This unfortunate exhortation is usually the prelude to an outbreak of financial and sexual chicanery which would have caused comment even in the declining years of Imperial Rome (although not perhaps today in the same city). But this is the current exciting cystic fibrosis (CF) rallying cry. The treatment of CF has traditionally been fire fighting—treat the downstream consequences of cystic fibrosis transmembrane regulator (CFTR) dysfunction, like infection, inflammation and mucus hypersecretion. In the more than 20 years since the discovery of the CF gene, a series of focused studies have led to profound discoveries of the basic biology of CFTR and therefore to specific designer therapies to correct the basic defect, discovered by high-throughput screening of thousands of compounds. G551D CFTR reaches the apical cell membrane but functions abnormally. The ‘potentiator’ VX-770 has been shown to have dramatic effects in CF patients with this rare mutation (about 5% of the population), for example, halving sweat chloride (see NEJM 2011;365:1663-72). The most common mutation, ΔF508, results in a protein which is largely destroyed in the endoplasmic reticulum. Clancy et al (Hot topic: see page 12) report on VX-809, a ‘corrector’ designed to allow the mutant protein to escape the endoplasmic reticulum and reach the cell surface. The medication was safe and there was a small, dose-dependent fall in sweat chloride, although an order of magnitude less than VX-770. Stuart Elborn reviews how translational science is changing the face of CF therapy in an accompanying editorial (see page 4). A note of caution—one of the lessons of the failure of denufosol, a CF medication for which there was an excellent theoretical basis for efficacy, is that we must not get too excited too soon about relatively small changes. However, CF is an area where treatments are being found in translation.
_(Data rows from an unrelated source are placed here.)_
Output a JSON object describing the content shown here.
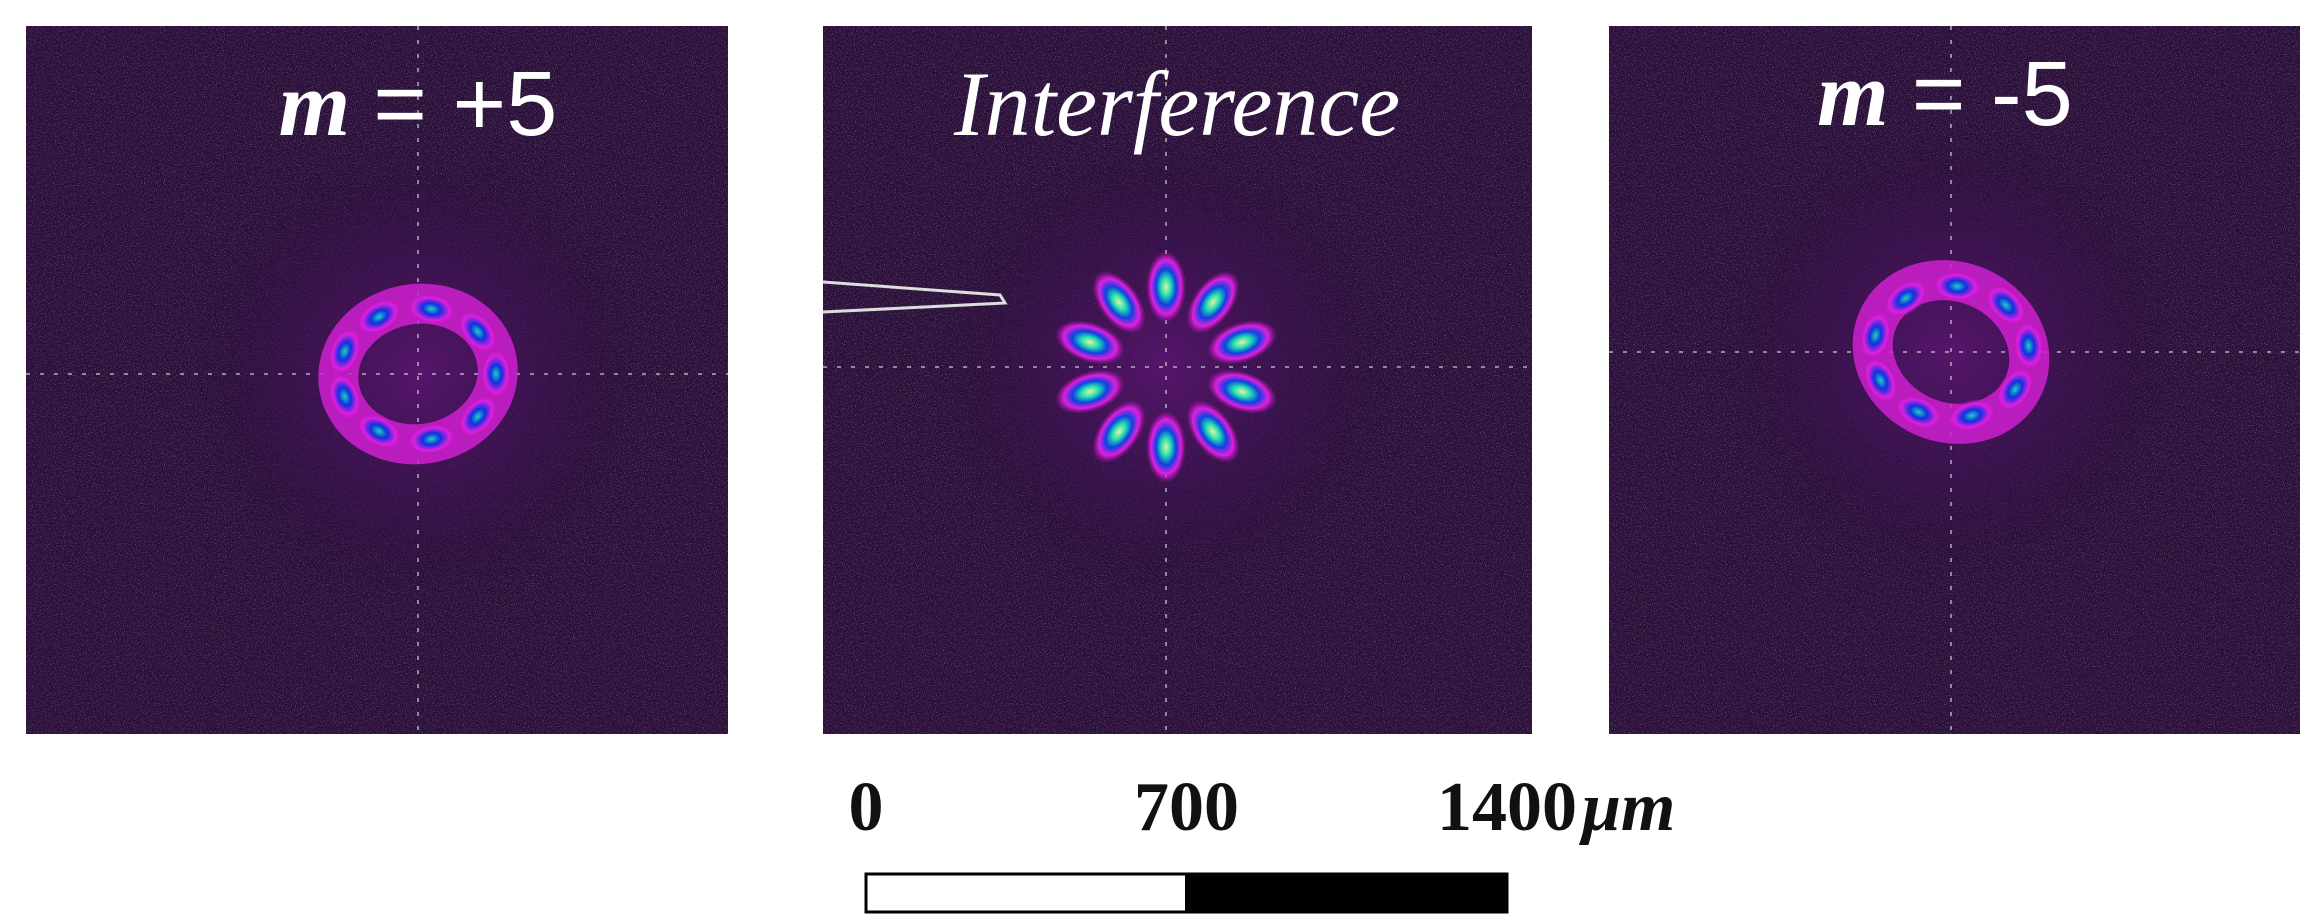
{
  "panels": [
    {
      "variable": "m",
      "relation": "= +5"
    },
    {
      "title": "Interference"
    },
    {
      "variable": "m",
      "relation": "= -5"
    }
  ],
  "scale_bar": {
    "ticks": [
      0,
      700,
      1400
    ],
    "unit": "μm"
  }
}
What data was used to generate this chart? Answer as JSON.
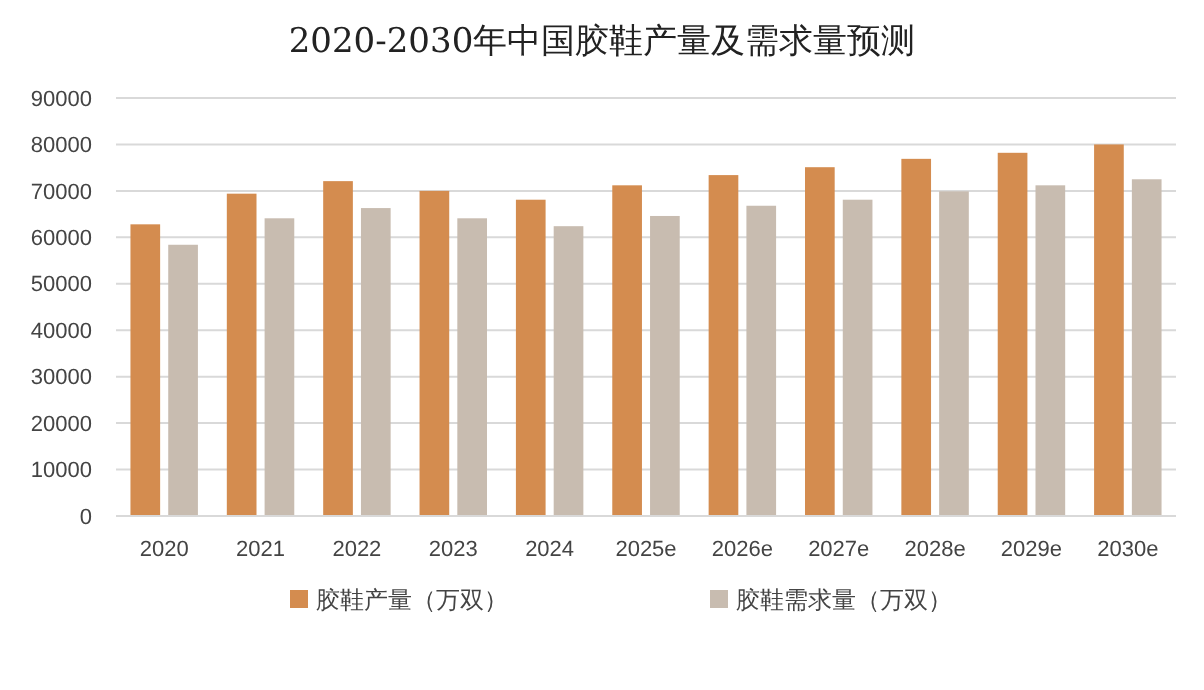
{
  "chart_data": {
    "type": "bar",
    "title": "2020-2030年中国胶鞋产量及需求量预测",
    "categories": [
      "2020",
      "2021",
      "2022",
      "2023",
      "2024",
      "2025e",
      "2026e",
      "2027e",
      "2028e",
      "2029e",
      "2030e"
    ],
    "series": [
      {
        "name": "胶鞋产量（万双）",
        "color": "#d48c4f",
        "values": [
          62800,
          69400,
          72100,
          70000,
          68100,
          71200,
          73400,
          75100,
          76900,
          78200,
          80000
        ]
      },
      {
        "name": "胶鞋需求量（万双）",
        "color": "#c8bcb0",
        "values": [
          58400,
          64100,
          66300,
          64100,
          62400,
          64600,
          66800,
          68100,
          69900,
          71200,
          72500
        ]
      }
    ],
    "ylim": [
      0,
      90000
    ],
    "yticks": [
      0,
      10000,
      20000,
      30000,
      40000,
      50000,
      60000,
      70000,
      80000,
      90000
    ],
    "grid": "y",
    "legend": "bottom"
  }
}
FEV1 and the chest physician
Chest physicians are as attached to FEV1 as diabetologists are to HbA1c. However, as diabetologists have learnt with HbA1c, we should be cautious about extrapolating changes in FEV1 to long-term benefit as very different mechanisms could be responsible for the change. The FACET study (see NEJM 1997;337:1405-11) showed that the large improvement in FEV1 seen after addition of formoterol to low-dose inhaled budesonide was associated with a small reduction in the risk of subsequent asthma attacks. The opposite was seen with a fourfold increased dose of budesonide. Two opinion pieces in this issue of Thorax highlight other issues with FEV1. Dirkje Postma and colleagues (see page 88) argue convincingly that demonstration of irreversible airflow obstruction is hopelessly inadequate for disease diagnosis. We must insist on more than this. How much more informative is ‘this patient has symptoms as a result of fixed airflow obstruction associated with a 20 pack year smoking history and eosinophilic, potentially steroid responsive airway inflammation’ compared with ‘this patient has COPD’? Guy Marks (see page 85) argues that a low FEV1 and FEV1/FVC should be viewed as a risk factor along with other variables, and used to predict the likelihood of future clinically significant and potentially preventable events such as the onset of symptoms and the development of lung attacks. Both opinions raise the vexed question of definitions of abnormality, an argument that will never be resolved to the satisfaction of all. IP, for one, would be quite happy with a diagnosis of ‘irreversible airflow obstruction associated with ageing’. AB is in denial about ageing.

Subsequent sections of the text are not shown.